Lead co-agendizer Richardson backs Austin's runoff opponent, Suely Saro. She's backed by organized labor and was a member of the CPCC during which she didn't publicly call for change despite the body's now-acknowledged ineffectiveness.
And LBPD's actions in an infamous fracas involving Council incumbent Pearce and her former chief of staff left some dissatisfied with how LBPD dealt with a then-City Hall VIP (now a political lame duck.)
For these reasons, it would be a major blunder to childishly trust Council incumbents (and a candidate seeking to join them) to put something on the ballot that city management (which serves the incumbents) and the LB police officers union (which helped elect the incumbents) don't want on the ballot.

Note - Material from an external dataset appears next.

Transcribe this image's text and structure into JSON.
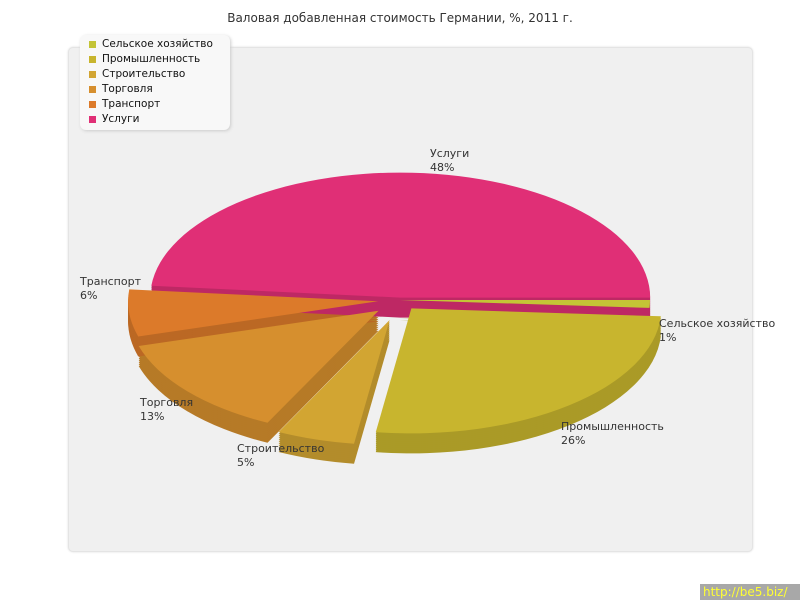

LB will squander the current opportunity for change if LB residents accept a sham ballot measure that tweaks instead of genuinely changes the status quo. Until the incumbents show the public what they have in mind, it's impossible to know if they propose meaningful change or verbiage effectively allowing 30 more years of what the City allows now.
When Mayor Garcia proposed a sham redistricting Charter Amendment, LB's Cambodian-American community -- much to its credit -- spoke out against it. Faced with their publicly stated opposition, Garcia caved and the measure was rewritten. Learn from this.
LB voters deserve specifics. In our opinion, the Mayor and LB's Council incumbents (and a former CPCC member who wants to join them) have the burden of proof at this point in showing they propose meaningful change.